Power Point parser?


Is there a way to parse Power Point document?  I could not find the equivalent of the Word and PDF parsers.




PowerPoint 2010 or higher version files (PPTX) are just a compressed folder structure with assets (such as images, videos, etc.) and XML files for properties.Check this link.

Since KNIME can unzip files, traverse folders and load/manipulate XML files, I would assume it is possible to create a PPTX parser out of commonly available KNIME nodes.

As an alternative, you could use a Java Snippet node with the docx4j library here.

Not a full solution, but it might get you on the right track.



Would saving the powerpoint(s) as a pdf or be another option ?

In Office 2016 I see an option to save as "Strict Open XML Presentation (*.pptx) which might be another avenue to consider or use the "Create Handouts" to make word documents including the slides and notes or blank lines then use the Word parser.

I'm very new to KNIME but hopefully those suggestions might work for you

PDF is an ungrateful solution compared to an already available XML file structure.
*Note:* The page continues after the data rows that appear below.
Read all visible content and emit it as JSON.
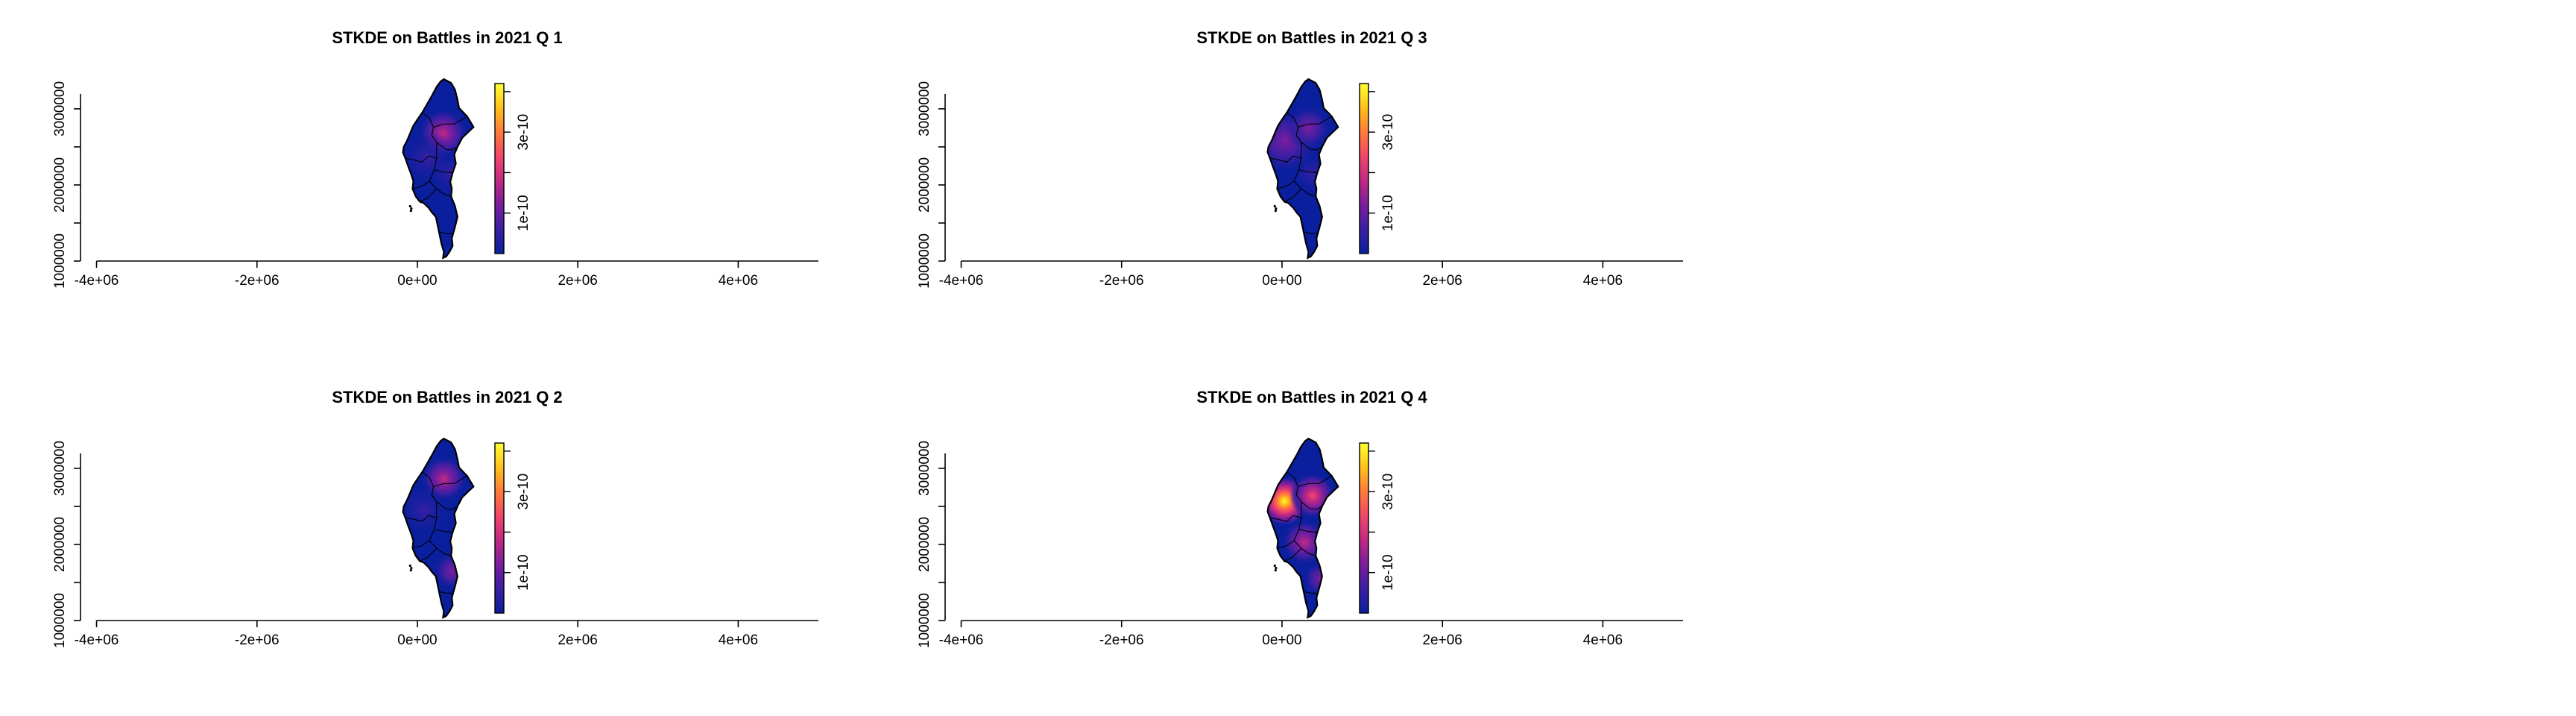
{
  "figure": {
    "background": "#ffffff",
    "axis_color": "#000000",
    "map_outline_color": "#000000",
    "colormap": [
      "#0a1f9e",
      "#3b1fa3",
      "#7a1e9e",
      "#c02a83",
      "#f0476a",
      "#ff7a3a",
      "#ffc21a",
      "#ffff33"
    ]
  },
  "chart_data": [
    {
      "type": "heatmap",
      "title": "STKDE on Battles in 2021 Q 1",
      "xlabel": "",
      "ylabel": "",
      "xlim": [
        -4200000,
        5000000
      ],
      "ylim": [
        1000000,
        3450000
      ],
      "x_ticks": [
        -4000000,
        -2000000,
        0,
        2000000,
        4000000
      ],
      "x_tick_labels": [
        "-4e+06",
        "-2e+06",
        "0e+00",
        "2e+06",
        "4e+06"
      ],
      "y_ticks": [
        1000000,
        1500000,
        2000000,
        2500000,
        3000000
      ],
      "y_tick_labels": [
        "1000000",
        "",
        "2000000",
        "",
        "3000000"
      ],
      "colorbar": {
        "range": [
          0,
          4.2e-10
        ],
        "ticks": [
          1e-10,
          2e-10,
          3e-10,
          4e-10
        ],
        "tick_labels": [
          "1e-10",
          "",
          "3e-10",
          ""
        ]
      },
      "hotspots": [
        {
          "x": 320000,
          "y": 2680000,
          "level": 0.38,
          "spread": 140000
        },
        {
          "x": 120000,
          "y": 2350000,
          "level": 0.18,
          "spread": 160000
        },
        {
          "x": 420000,
          "y": 2150000,
          "level": 0.15,
          "spread": 130000
        }
      ]
    },
    {
      "type": "heatmap",
      "title": "STKDE on Battles in 2021 Q 3",
      "xlabel": "",
      "ylabel": "",
      "xlim": [
        -4200000,
        5000000
      ],
      "ylim": [
        1000000,
        3450000
      ],
      "x_ticks": [
        -4000000,
        -2000000,
        0,
        2000000,
        4000000
      ],
      "x_tick_labels": [
        "-4e+06",
        "-2e+06",
        "0e+00",
        "2e+06",
        "4e+06"
      ],
      "y_ticks": [
        1000000,
        1500000,
        2000000,
        2500000,
        3000000
      ],
      "y_tick_labels": [
        "1000000",
        "",
        "2000000",
        "",
        "3000000"
      ],
      "colorbar": {
        "range": [
          0,
          4.2e-10
        ],
        "ticks": [
          1e-10,
          2e-10,
          3e-10,
          4e-10
        ],
        "tick_labels": [
          "1e-10",
          "",
          "3e-10",
          ""
        ]
      },
      "hotspots": [
        {
          "x": 40000,
          "y": 2580000,
          "level": 0.33,
          "spread": 190000
        },
        {
          "x": 330000,
          "y": 2750000,
          "level": 0.32,
          "spread": 130000
        },
        {
          "x": 380000,
          "y": 2150000,
          "level": 0.18,
          "spread": 120000
        }
      ]
    },
    {
      "type": "heatmap",
      "title": "STKDE on Battles in 2021 Q 2",
      "xlabel": "",
      "ylabel": "",
      "xlim": [
        -4200000,
        5000000
      ],
      "ylim": [
        1000000,
        3450000
      ],
      "x_ticks": [
        -4000000,
        -2000000,
        0,
        2000000,
        4000000
      ],
      "x_tick_labels": [
        "-4e+06",
        "-2e+06",
        "0e+00",
        "2e+06",
        "4e+06"
      ],
      "y_ticks": [
        1000000,
        1500000,
        2000000,
        2500000,
        3000000
      ],
      "y_tick_labels": [
        "1000000",
        "",
        "2000000",
        "",
        "3000000"
      ],
      "colorbar": {
        "range": [
          0,
          4.2e-10
        ],
        "ticks": [
          1e-10,
          2e-10,
          3e-10,
          4e-10
        ],
        "tick_labels": [
          "1e-10",
          "",
          "3e-10",
          ""
        ]
      },
      "hotspots": [
        {
          "x": 330000,
          "y": 2860000,
          "level": 0.42,
          "spread": 130000
        },
        {
          "x": 80000,
          "y": 2450000,
          "level": 0.16,
          "spread": 150000
        },
        {
          "x": 430000,
          "y": 1650000,
          "level": 0.22,
          "spread": 110000
        }
      ]
    },
    {
      "type": "heatmap",
      "title": "STKDE on Battles in 2021 Q 4",
      "xlabel": "",
      "ylabel": "",
      "xlim": [
        -4200000,
        5000000
      ],
      "ylim": [
        1000000,
        3450000
      ],
      "x_ticks": [
        -4000000,
        -2000000,
        0,
        2000000,
        4000000
      ],
      "x_tick_labels": [
        "-4e+06",
        "-2e+06",
        "0e+00",
        "2e+06",
        "4e+06"
      ],
      "y_ticks": [
        1000000,
        1500000,
        2000000,
        2500000,
        3000000
      ],
      "y_tick_labels": [
        "1000000",
        "",
        "2000000",
        "",
        "3000000"
      ],
      "colorbar": {
        "range": [
          0,
          4.2e-10
        ],
        "ticks": [
          1e-10,
          2e-10,
          3e-10,
          4e-10
        ],
        "tick_labels": [
          "1e-10",
          "",
          "3e-10",
          ""
        ]
      },
      "hotspots": [
        {
          "x": 30000,
          "y": 2570000,
          "level": 1.0,
          "spread": 140000
        },
        {
          "x": 380000,
          "y": 2640000,
          "level": 0.55,
          "spread": 130000
        },
        {
          "x": 280000,
          "y": 2030000,
          "level": 0.42,
          "spread": 130000
        },
        {
          "x": 470000,
          "y": 1550000,
          "level": 0.3,
          "spread": 100000
        }
      ]
    }
  ]
}
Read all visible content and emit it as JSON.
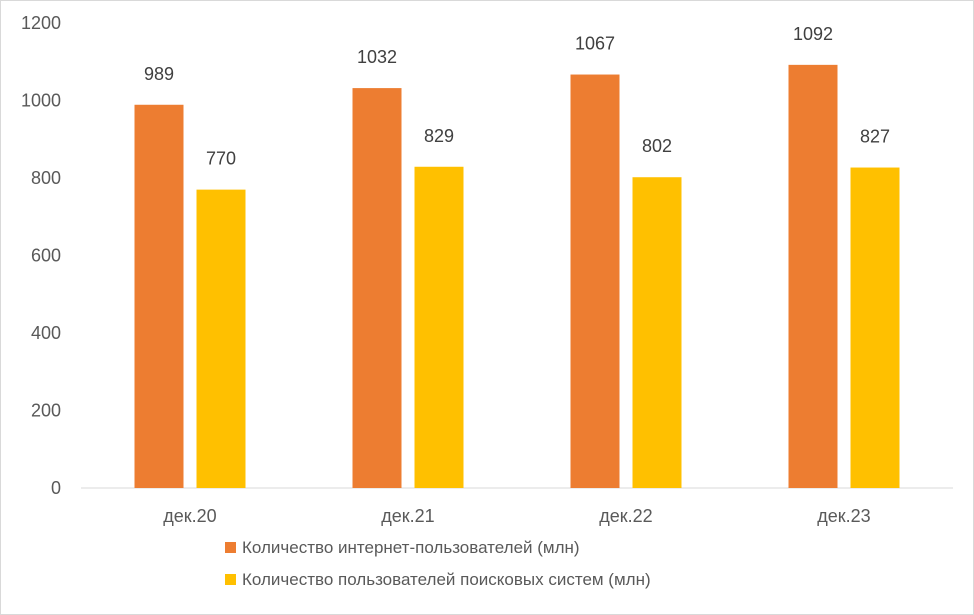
{
  "chart_data": {
    "type": "bar",
    "categories": [
      "дек.20",
      "дек.21",
      "дек.22",
      "дек.23"
    ],
    "series": [
      {
        "name": "Количество интернет-пользователей (млн)",
        "values": [
          989,
          1032,
          1067,
          1092
        ],
        "color": "#ED7D31"
      },
      {
        "name": "Количество пользователей поисковых систем (млн)",
        "values": [
          770,
          829,
          802,
          827
        ],
        "color": "#FFC000"
      }
    ],
    "ylim": [
      0,
      1200
    ],
    "yticks": [
      0,
      200,
      400,
      600,
      800,
      1000,
      1200
    ],
    "grid": false,
    "legend_position": "bottom"
  }
}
In a non-KNIME fashion: simply rename the file ending from pptx to zip, then unzip and look for the file which includes the textual content. I don't think that one even needs to rename the file ending.

I would like to convert a powerpoint presentation into a series of images. One per slide specifically so they can be uploaded as an image gallery to a blog. Does anyone know of any libraries that can convert a .ppt into images. Any language is fine as long as it can run on a *nix server, so no C# or .Net dependent libraries.

A bit off-topic, but you can use the Apache POI library (Java based). There are also ready-made command line tools for that which are based on the same library. Have a look here:




with the next major release 3.3 coming in December we will release new parser nodes that are based on the Tika parsing lib. With these nodes it will be possible to parse Powerpoint as well.

Cheers, Kilian